XACML: Setting enterprise access rules, policies
06 March, 2014
category: Corporate, Digital ID, Government, Health
Digital identity is becoming increasingly important as enterprises strive to protect and control access to online resources. A series of maturing standards is helping make identity management and single sign-on a reality for organizations deploying systems.
As 2013 came to a close SecureIDNews.co
Ensuring that only properly authorized individuals have access to necessary data is a basic tenet of access control systems. The eXtensible Access Control Markup Language – XACML, pronounced “zak-mil” – is the identity standard that enables enterprises to enforce access rules.
“It enables enterprises to manage and enforce a wide array of access rules in a standardized, policy-based way,” says Gerry Gebel, president at Axiomatics Americas, a provider of attribute-based access control solutions.
Some enterprises can have hundreds, if not thousands, of applications for users, Gebel says. Making sure the user is able to access only the necessary data in the proper application is important.
Look at the health care market. Doctors need to be able to access and change patient records while nurses will have different access rules than technicians or those working in the hospital billing office. “It can be set up so that doctors can update patient records assigned to their clinic,” Gebel explains. “Nurses can update records for patients in their department but not others.”
The standard enables enterprises to have a central access policy definition. Developers don’t have to write their own access logic but instead can call into the policy services for access permissions. “XACML would enable you to codify the rules for what person can access which data and resources,” Gebel says.
XACML has been around for a long time and has no competing standards, Gebel says. It’s hit the early adopters and it about the take off in the mass market. “If you look across the markets – government, manufacturing, etc. – all these groups have the same pain points; they need to share data but it’s difficult to restructure and filter that data, which is why you see exposure and loss,” he explains.
One of the keys to mass adoption is making XACML easy to use, Gebel says. “The tools using XACML have to hide the complexity, but make the functionality easily consumed,” he says. “That’s where you see vendors improving the policy authorization functionality and the developer interfaces.”

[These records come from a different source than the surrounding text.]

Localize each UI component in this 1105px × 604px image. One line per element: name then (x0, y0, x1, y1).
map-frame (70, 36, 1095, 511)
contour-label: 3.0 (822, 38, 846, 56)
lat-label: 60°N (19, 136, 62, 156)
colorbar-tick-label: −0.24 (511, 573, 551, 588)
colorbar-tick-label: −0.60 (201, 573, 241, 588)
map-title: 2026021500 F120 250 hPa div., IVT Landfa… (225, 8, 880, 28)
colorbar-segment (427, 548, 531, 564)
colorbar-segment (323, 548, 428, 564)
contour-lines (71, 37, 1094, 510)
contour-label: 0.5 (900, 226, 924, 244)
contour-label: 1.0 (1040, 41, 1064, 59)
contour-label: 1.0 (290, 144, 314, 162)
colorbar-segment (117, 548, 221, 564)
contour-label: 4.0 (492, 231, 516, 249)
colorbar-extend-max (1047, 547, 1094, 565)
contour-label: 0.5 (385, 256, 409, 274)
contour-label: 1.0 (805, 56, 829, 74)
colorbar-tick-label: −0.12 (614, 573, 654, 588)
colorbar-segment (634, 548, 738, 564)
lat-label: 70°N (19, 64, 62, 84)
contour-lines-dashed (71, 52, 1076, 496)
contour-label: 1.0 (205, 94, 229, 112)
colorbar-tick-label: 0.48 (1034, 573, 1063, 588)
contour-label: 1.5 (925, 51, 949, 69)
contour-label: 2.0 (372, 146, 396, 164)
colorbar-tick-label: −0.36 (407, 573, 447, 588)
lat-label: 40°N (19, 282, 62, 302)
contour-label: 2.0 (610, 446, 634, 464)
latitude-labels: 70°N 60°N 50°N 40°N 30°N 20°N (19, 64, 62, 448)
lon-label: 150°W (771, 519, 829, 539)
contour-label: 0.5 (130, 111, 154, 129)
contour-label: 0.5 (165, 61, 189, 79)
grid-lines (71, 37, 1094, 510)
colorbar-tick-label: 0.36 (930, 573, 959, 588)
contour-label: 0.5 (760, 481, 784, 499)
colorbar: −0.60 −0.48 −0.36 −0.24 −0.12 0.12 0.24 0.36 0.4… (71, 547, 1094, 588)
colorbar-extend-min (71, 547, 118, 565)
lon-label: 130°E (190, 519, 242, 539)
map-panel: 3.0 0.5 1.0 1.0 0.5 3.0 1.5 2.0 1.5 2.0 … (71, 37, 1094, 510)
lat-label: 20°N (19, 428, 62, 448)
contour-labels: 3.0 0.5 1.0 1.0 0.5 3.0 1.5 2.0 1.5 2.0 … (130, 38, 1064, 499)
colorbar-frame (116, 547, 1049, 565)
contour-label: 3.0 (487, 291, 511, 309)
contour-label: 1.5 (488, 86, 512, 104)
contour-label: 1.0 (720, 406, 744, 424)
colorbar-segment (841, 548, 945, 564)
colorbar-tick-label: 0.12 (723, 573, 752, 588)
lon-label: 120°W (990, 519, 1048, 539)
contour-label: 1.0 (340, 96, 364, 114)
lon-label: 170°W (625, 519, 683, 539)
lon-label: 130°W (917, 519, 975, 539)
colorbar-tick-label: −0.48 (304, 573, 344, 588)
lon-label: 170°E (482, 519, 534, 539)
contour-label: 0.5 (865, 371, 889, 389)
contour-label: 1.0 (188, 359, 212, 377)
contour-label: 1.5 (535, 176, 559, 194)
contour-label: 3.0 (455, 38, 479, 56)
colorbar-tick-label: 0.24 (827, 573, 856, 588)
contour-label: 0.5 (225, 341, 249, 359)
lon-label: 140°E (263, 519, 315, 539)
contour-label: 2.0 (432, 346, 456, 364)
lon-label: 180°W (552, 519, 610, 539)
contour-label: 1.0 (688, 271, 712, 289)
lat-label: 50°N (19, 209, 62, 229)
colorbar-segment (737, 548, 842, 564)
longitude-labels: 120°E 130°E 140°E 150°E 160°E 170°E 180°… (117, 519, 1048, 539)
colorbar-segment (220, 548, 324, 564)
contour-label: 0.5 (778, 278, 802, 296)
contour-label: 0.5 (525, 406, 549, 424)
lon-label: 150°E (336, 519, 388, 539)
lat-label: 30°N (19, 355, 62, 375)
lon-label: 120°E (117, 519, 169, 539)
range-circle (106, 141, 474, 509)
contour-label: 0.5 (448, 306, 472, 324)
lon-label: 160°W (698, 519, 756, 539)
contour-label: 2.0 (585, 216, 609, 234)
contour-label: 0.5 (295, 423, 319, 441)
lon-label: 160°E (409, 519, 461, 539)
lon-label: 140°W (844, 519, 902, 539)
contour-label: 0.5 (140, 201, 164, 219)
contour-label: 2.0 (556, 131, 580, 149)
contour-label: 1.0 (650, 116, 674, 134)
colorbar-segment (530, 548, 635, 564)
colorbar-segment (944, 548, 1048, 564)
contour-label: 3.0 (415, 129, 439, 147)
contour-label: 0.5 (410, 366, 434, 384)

A knock against XACML is that is uses XML – Extensible Markup Language – a markup language used for encoding documents on the web. Many developers now like to use JSON, JavaScript Object Notation, a text-based open standard designed for human-readable data interchange, or REST, Representational State Transfer, a style that abstracts the architectural elements within a distributed system.
XACML standards workers are attempting to remedy this issue by creating REST and JSON profiles for the access rules standard, Gebel says. These new profiles will be approved by mid-2014. “Developers will be able to more easily work with lighter weight formats and protocols won’t be stuck with XML,” he adds.